Ekonomi açısından büyük risk, tüketicilerin ölüm oranlarındaki artışları görerek davranış kalıplarını değiştirmesidir.
Vaka sayıları hızla artıyor. Önümüzdeki aylar zor geçecek. Hastanelerde yatanların sayısı arttıkça, vefat sayıları da yükselecek. Dünya Sağlık Örgütü, önümüzdeki haftalarda Avrupa’daki günlük ölüm sayısının, nisan ayında görülen zirvenin 5 katı olacağını belirtiyor. Avrupa’da tekrar başlayan kısıtlamaların, sosyal ve ekonomik sonuçları olacak. Dünyanın diğer bölgelerinde yasaklar öyle veya böyle gelecek. Beyaz Saray Genel Sekreteri Meadows’un, ‘‘Virüs kontrol altına alınamaz’’ ifadesi, Trump yönetiminin ekonomiye öncelik verdiğinin göstergesidir. Bu açıklama seçim ajandasının bir parçası olabilir. Ben Trump’ın hiç hoşlanmadığı, ABD’de Ulusal Sağlık Enstitüsü Bulaşıcı Hastalıklar Merkezi’nin başı olan Fauci’nin açıklamalarını takip ediyorum. Fauci, ‘‘Aşının etkili olup olmayacağı aralık ayının ilk günlerinde netleşir. Etkin bir aşının toplumun geneline uygulanması 2021’in sonuna doğru olur’’ diyor. Kısacası net bir durum yok. Yolumuz uzun. Halk sağlığı mı, ekonomi mi, tartışması alevlenecek. Birisinde veya ikisinde birden aşağı yönlü riskler yüksek gözüküyor. Ekonomi açısından büyük risk, tüketicilerin ölüm oranlarındaki artışları görerek davranış kalıplarını değiştirmesidir.
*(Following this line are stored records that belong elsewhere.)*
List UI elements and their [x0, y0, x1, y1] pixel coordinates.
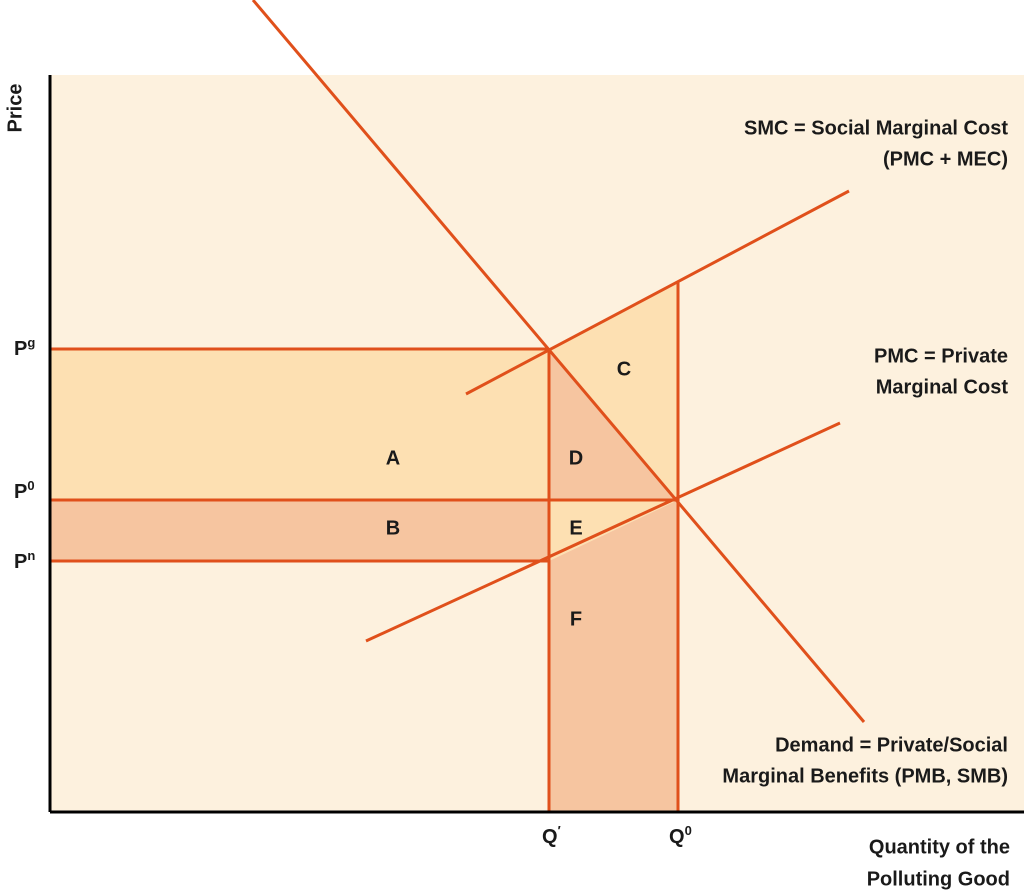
pmc-curve: [365, 421, 841, 643]
curve-label: Demand = Private/Social: [775, 734, 1008, 756]
price-label: Pn: [14, 548, 35, 573]
y-axis-title: Price: [4, 84, 26, 133]
demand-curve: [251, 0, 866, 723]
curve-label: (PMC + MEC): [883, 148, 1008, 170]
curve-label: SMC = Social Marginal Cost: [744, 117, 1008, 139]
curve-label: Marginal Cost: [876, 376, 1009, 398]
area-b: [50, 500, 549, 561]
area-label: D: [569, 447, 583, 469]
area-f: [549, 500, 678, 812]
smc-curve: [465, 189, 850, 396]
area-label: F: [570, 608, 582, 630]
curve-label: PMC = Private: [874, 345, 1008, 367]
x-axis-title: Polluting Good: [867, 868, 1010, 890]
area-label: B: [386, 517, 400, 539]
x-axis-title: Quantity of the: [869, 836, 1010, 858]
quantity-label: Q0: [669, 823, 692, 848]
area-label: A: [386, 447, 400, 469]
area-label: E: [569, 517, 582, 539]
area-c: [549, 282, 678, 500]
area-label: C: [617, 358, 631, 380]
area-a: [50, 349, 549, 500]
quantity-label: Q′: [542, 823, 561, 848]
price-label: Pg: [14, 335, 35, 360]
curve-label: Marginal Benefits (PMB, SMB): [722, 765, 1008, 787]
price-label: P0: [14, 478, 35, 503]
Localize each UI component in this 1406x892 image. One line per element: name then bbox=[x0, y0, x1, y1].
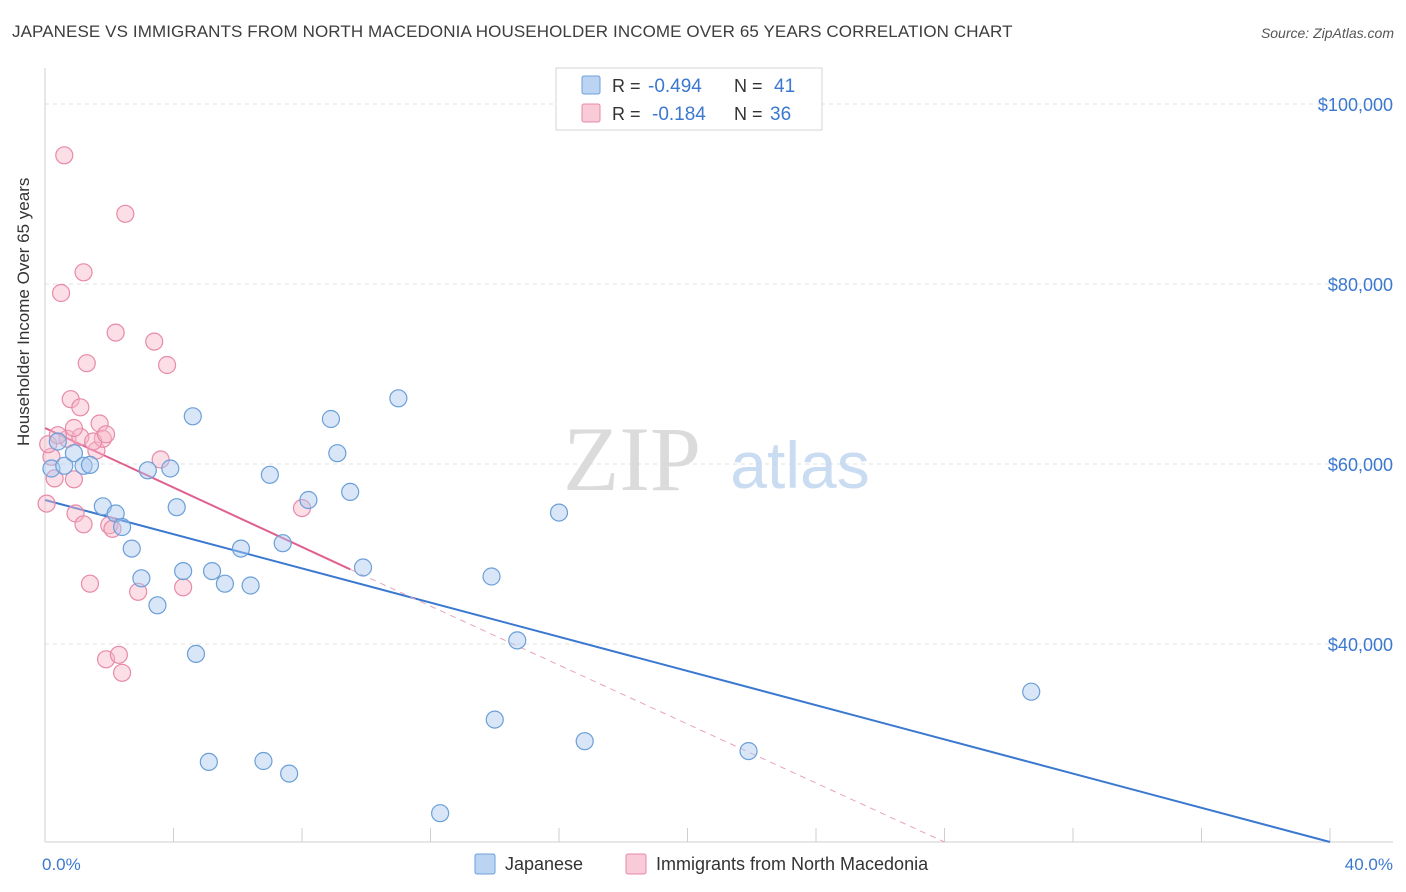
chart-title: JAPANESE VS IMMIGRANTS FROM NORTH MACEDO… bbox=[12, 22, 1013, 41]
watermark-atlas: atlas bbox=[730, 428, 869, 502]
bottom-legend-swatch-macedonia bbox=[625, 853, 647, 875]
y-tick-label-2: $60,000 bbox=[1328, 455, 1393, 475]
point-japanese bbox=[202, 561, 222, 581]
point-macedonia bbox=[48, 426, 67, 445]
legend-r-label: R = bbox=[612, 76, 641, 96]
point-macedonia bbox=[129, 582, 148, 601]
point-japanese bbox=[482, 567, 501, 586]
point-macedonia bbox=[109, 645, 128, 664]
point-macedonia bbox=[90, 414, 109, 433]
point-japanese bbox=[167, 498, 186, 517]
point-japanese bbox=[138, 461, 157, 480]
point-japanese bbox=[341, 482, 360, 501]
point-macedonia bbox=[64, 470, 84, 489]
legend-box: R = -0.494 N = 41 R = -0.184 N = 36 bbox=[555, 67, 823, 131]
bottom-legend-swatch-japanese bbox=[474, 853, 496, 875]
point-japanese bbox=[299, 490, 318, 510]
point-japanese bbox=[112, 517, 132, 537]
point-japanese bbox=[241, 576, 260, 595]
y-tick-label-0: $100,000 bbox=[1318, 95, 1393, 115]
point-macedonia bbox=[157, 355, 177, 375]
trend-lines bbox=[44, 427, 1331, 843]
point-macedonia bbox=[145, 332, 164, 351]
point-japanese bbox=[183, 407, 202, 426]
point-macedonia bbox=[116, 204, 135, 223]
point-macedonia bbox=[51, 283, 71, 303]
legend-n-label: N = bbox=[734, 76, 763, 96]
legend-r-value: -0.494 bbox=[648, 76, 702, 97]
bottom-legend: Japanese Immigrants from North Macedonia bbox=[474, 853, 929, 875]
point-japanese bbox=[174, 561, 193, 581]
point-japanese bbox=[508, 631, 527, 650]
axes bbox=[44, 68, 1393, 843]
point-japanese bbox=[55, 456, 74, 475]
point-macedonia bbox=[74, 263, 93, 282]
point-japanese bbox=[231, 539, 251, 558]
point-japanese bbox=[575, 732, 594, 751]
point-japanese bbox=[148, 596, 167, 615]
point-japanese bbox=[485, 710, 504, 729]
legend-r-value: -0.184 bbox=[652, 104, 706, 125]
point-macedonia bbox=[77, 354, 96, 373]
point-japanese bbox=[80, 455, 100, 474]
legend-r-label: R = bbox=[612, 104, 641, 124]
point-japanese bbox=[254, 751, 273, 771]
point-japanese bbox=[280, 764, 299, 783]
point-japanese bbox=[132, 569, 151, 588]
trend-line-japanese bbox=[44, 499, 1331, 843]
point-macedonia bbox=[80, 574, 100, 593]
point-japanese bbox=[739, 741, 758, 761]
point-japanese bbox=[1022, 682, 1041, 701]
point-macedonia bbox=[55, 146, 74, 165]
point-macedonia bbox=[45, 469, 64, 488]
legend-swatch-japanese bbox=[581, 75, 601, 95]
point-japanese bbox=[48, 432, 67, 451]
point-japanese bbox=[161, 459, 180, 478]
point-japanese bbox=[321, 409, 341, 429]
legend-n-value: 41 bbox=[774, 76, 795, 97]
gridlines bbox=[45, 103, 1393, 645]
point-japanese bbox=[260, 465, 279, 484]
point-macedonia bbox=[71, 398, 90, 417]
legend-n-label: N = bbox=[734, 104, 763, 124]
point-japanese bbox=[389, 389, 408, 408]
watermark-zip: ZIP bbox=[563, 408, 701, 510]
point-japanese bbox=[199, 752, 218, 772]
point-macedonia bbox=[112, 663, 132, 682]
point-macedonia bbox=[74, 515, 93, 534]
trend-line-macedonia-extension bbox=[349, 568, 945, 843]
point-japanese bbox=[74, 456, 93, 475]
point-japanese bbox=[186, 644, 206, 664]
y-tick-label-1: $80,000 bbox=[1328, 275, 1393, 295]
x-tick-right: 40.0% bbox=[1345, 855, 1393, 874]
legend-swatch-macedonia bbox=[581, 103, 601, 123]
x-tick-left: 0.0% bbox=[42, 855, 81, 874]
bottom-legend-label-macedonia: Immigrants from North Macedonia bbox=[656, 854, 929, 874]
y-tick-label-3: $40,000 bbox=[1328, 635, 1393, 655]
point-macedonia bbox=[174, 578, 193, 597]
point-macedonia bbox=[37, 494, 56, 513]
data-points bbox=[37, 146, 1041, 823]
point-japanese bbox=[549, 503, 569, 522]
point-macedonia bbox=[64, 418, 84, 438]
point-japanese bbox=[328, 444, 347, 463]
source-label: Source: ZipAtlas.com bbox=[1260, 25, 1394, 41]
bottom-legend-label-japanese: Japanese bbox=[505, 854, 583, 874]
point-japanese bbox=[273, 534, 292, 553]
point-japanese bbox=[215, 574, 234, 593]
y-tick-labels: $100,000 $80,000 $60,000 $40,000 bbox=[1318, 95, 1393, 655]
trend-line-macedonia bbox=[44, 427, 351, 571]
point-macedonia bbox=[96, 425, 116, 444]
point-japanese bbox=[353, 558, 373, 577]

Ekonomik risklere karşı destekler ve teşvikler sürecek. Dünyada bir enflasyon problemi olmadığı için, merkez bankaları tahvil alım programları ve likidite operasyonlarıyla olağanüstü duruma karşılık veriyorlar. Başta Amerikan 10 yıllık tahvil faizi olmak üzere ülke tahvillerinin faizlerinin hareketlenmesi, yatırımcıları zaman zaman heyecanlandırıyor. Ancak finansman maliyetlerinin artmasına izin verilmez. Fed, tahvil alım programlarını artırır veya getiri eğrisi kontrolüyle uzun vadeli faizleri yönlendirir. Avrupa Merkez Bankası’nın aralık toplantısında mevcut program 500 milyar euro artırılabilir. İngiltere Merkez Bankası, 5 Kasım’daki toplantısında tahvil alım programını 100 milyar sterlin yükseltebilir. Avustralya Merkez Bankası, uzun vadeli tahvil alımı yapabilir. Dünyada sosyal, ekonomik, jeopolitik değişim zaten başlamıştı. Virüsle birlikte turbo motorlar devreye girdi. Merkez bankacılığını da bu kapsamda düşünmek gerekiyor. Merkez bankaları, enflasyon beklentilerine ve risk primine göre fiyatı oluşan 10 yıllık tahvilleri ve riskli bir finansal varlık olan hisse senetlerini almayı düşünüyorlar. Bazı merkez bankaları dijital paraya geçişin sinyalini veriyorlar. Geleneksel merkez bankacılığı sallanıyor. Kısa vadeli gündemlerimizden kurtulabilirsek, hazırlık yapmamız gereken çok konu var.